In Jackson Park, to the south-east of the city, was the site chosen for the great World's Columbian Exposition or World's Fair, held 1st May to 30th October 1893, in celebration of the fourth centenary of the discovery of America by Columbus. The buildings were dedicated with elaborate ceremonies on 21st October 1892. The area occupied for the purpose, 633 acres, had a frontage of a mile and a half on Lake Michigan; the enormous building for manufactures itself covered 30½ acres of ground, and had 13½ acres of gallery space. Engines of 24,000 horse-power provided motive power, besides 17,000 horse-power derived from electricity. The number of visitors between 1st May and 30th October 1893 was 23,529,400.
In 1892 a scheme for the improvement of the drainage discharge was adopted, and arrangements made for commencing work.
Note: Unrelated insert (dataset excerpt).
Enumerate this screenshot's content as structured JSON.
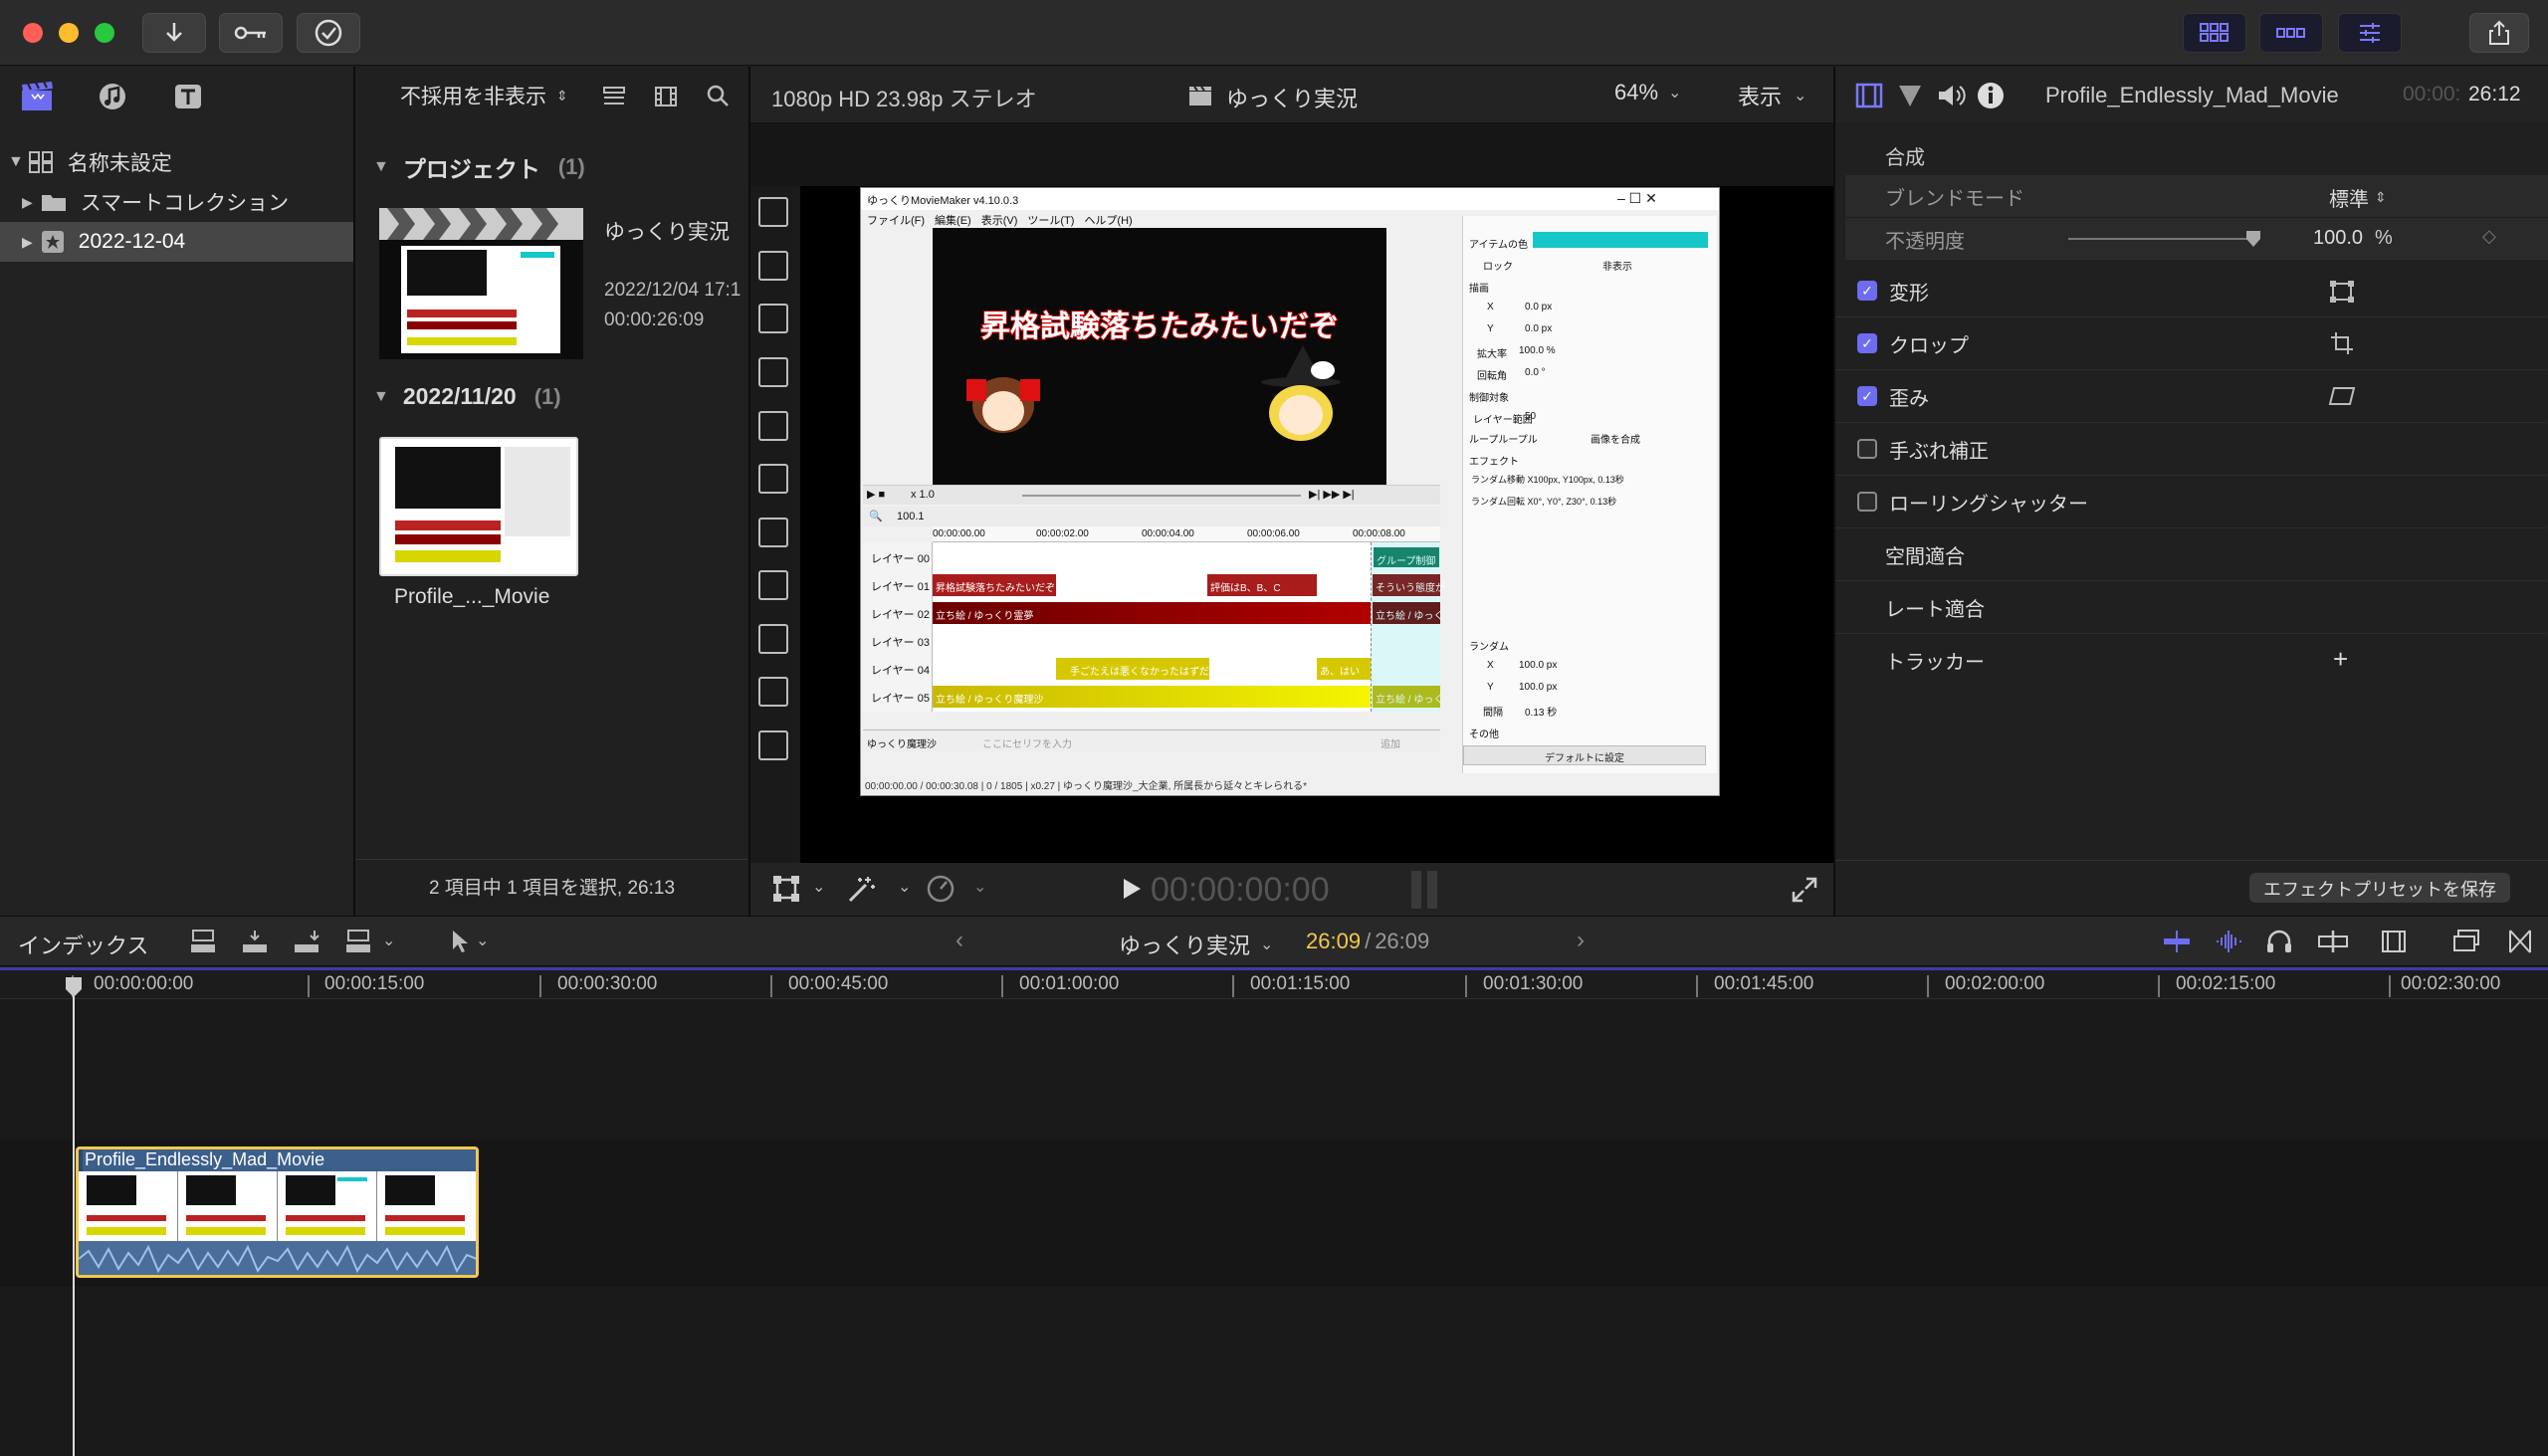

A canal is to be made from the Chicago river, at present the main outlet, to another stream that runs into the Mississippi; and the scheme comprises not merely a sewage system, but a system of navigation between Lake Michigan and the Mississippi—practically between the North Atlantic and the Gulf of Mexico.
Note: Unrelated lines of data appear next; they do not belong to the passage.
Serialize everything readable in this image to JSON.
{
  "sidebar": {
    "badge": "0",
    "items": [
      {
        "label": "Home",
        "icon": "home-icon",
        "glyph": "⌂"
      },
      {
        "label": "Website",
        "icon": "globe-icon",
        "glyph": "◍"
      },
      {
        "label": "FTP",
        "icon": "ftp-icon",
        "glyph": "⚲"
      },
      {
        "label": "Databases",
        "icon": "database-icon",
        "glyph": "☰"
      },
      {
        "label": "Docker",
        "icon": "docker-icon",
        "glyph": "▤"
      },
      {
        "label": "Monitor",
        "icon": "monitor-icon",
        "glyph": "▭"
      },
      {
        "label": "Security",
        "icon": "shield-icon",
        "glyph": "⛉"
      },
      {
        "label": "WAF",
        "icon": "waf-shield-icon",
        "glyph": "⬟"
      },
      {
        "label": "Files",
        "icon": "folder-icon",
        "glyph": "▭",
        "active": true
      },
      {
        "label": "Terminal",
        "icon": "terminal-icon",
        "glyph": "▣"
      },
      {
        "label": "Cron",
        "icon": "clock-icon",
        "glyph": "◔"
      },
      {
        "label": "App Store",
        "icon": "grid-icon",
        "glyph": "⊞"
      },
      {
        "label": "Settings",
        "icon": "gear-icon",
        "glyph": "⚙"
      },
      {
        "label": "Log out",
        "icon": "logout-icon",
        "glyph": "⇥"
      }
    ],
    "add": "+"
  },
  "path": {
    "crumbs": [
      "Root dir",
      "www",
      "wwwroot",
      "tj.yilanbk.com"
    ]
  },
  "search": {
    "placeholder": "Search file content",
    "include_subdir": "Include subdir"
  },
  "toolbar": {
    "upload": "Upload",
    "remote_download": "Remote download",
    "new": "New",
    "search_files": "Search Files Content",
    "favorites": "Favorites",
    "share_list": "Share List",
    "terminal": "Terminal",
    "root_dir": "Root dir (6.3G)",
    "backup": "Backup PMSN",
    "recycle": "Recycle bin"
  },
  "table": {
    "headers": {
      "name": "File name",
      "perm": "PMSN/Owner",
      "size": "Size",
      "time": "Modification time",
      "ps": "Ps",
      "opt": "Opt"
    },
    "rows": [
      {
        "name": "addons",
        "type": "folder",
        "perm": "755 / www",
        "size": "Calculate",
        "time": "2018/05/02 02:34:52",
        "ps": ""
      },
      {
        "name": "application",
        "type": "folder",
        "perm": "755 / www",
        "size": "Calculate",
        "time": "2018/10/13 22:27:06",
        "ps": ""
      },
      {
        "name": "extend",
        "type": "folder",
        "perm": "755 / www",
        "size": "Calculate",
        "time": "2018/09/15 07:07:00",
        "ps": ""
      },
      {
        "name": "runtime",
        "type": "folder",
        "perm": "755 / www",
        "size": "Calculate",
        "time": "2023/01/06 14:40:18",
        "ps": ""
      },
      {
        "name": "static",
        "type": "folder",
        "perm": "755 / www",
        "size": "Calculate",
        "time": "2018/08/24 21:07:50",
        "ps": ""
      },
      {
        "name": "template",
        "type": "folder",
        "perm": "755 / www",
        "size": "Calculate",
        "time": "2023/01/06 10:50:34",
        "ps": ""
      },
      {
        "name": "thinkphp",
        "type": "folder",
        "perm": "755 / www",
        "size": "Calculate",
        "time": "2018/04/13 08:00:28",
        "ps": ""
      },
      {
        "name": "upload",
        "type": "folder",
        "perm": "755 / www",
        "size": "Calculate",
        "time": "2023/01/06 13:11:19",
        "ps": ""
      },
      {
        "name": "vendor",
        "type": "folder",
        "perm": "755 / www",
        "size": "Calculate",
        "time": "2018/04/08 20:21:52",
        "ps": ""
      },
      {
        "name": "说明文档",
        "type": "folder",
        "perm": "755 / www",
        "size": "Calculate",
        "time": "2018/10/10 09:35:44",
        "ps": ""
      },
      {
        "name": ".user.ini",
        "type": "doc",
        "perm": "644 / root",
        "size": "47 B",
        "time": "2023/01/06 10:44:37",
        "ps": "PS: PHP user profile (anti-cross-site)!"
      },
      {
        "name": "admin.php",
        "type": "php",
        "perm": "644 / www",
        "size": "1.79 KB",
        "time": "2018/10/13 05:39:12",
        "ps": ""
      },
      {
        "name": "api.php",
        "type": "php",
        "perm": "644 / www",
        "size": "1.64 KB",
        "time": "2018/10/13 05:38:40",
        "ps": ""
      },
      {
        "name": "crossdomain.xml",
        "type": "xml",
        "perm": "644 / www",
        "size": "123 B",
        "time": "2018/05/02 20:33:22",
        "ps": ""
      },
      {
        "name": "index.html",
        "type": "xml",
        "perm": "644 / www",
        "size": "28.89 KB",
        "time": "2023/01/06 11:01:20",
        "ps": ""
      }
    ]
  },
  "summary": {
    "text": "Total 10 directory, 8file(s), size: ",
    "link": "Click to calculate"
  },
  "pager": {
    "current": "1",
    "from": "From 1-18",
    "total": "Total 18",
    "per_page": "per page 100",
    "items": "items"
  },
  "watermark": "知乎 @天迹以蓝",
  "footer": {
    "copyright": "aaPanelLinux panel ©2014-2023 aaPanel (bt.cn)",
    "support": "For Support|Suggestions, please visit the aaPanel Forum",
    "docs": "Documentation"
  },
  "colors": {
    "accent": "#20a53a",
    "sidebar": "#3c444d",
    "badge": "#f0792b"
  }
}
What is known as the great fire, which broke out on Sunday, October 7, 1871, devastated a total area, including streets, of nearly 3½ sq. m.; about 17,450 buildings were burned, 98,500 persons rendered homeless, and some 200 lives sacrificed, the total money loss being estimated at 190,000,000. As a result of this disaster, when this central portion was rebuilt, brick, iron, and stone structures were erected, and stone pavements also were substituted for wood. Another conflagration, on July 14, 1874, destroyed about 4,000,000 worth of property, including over 600 houses, mostly frame shanties. On the evening of May 4, 1886, occurred the 'Haymarket Massacre,' in which eight policemen were killed and sixty maimed by a dynamite bomb thrown by an anarchist from among a crowd of labour agitators. For this crime four men were hanged, November 11, 1887, and three others received various terms of imprisonment. Another anarchist plot was detected in July 1888. See Andreas' History of Chicago (Chicago, 1885).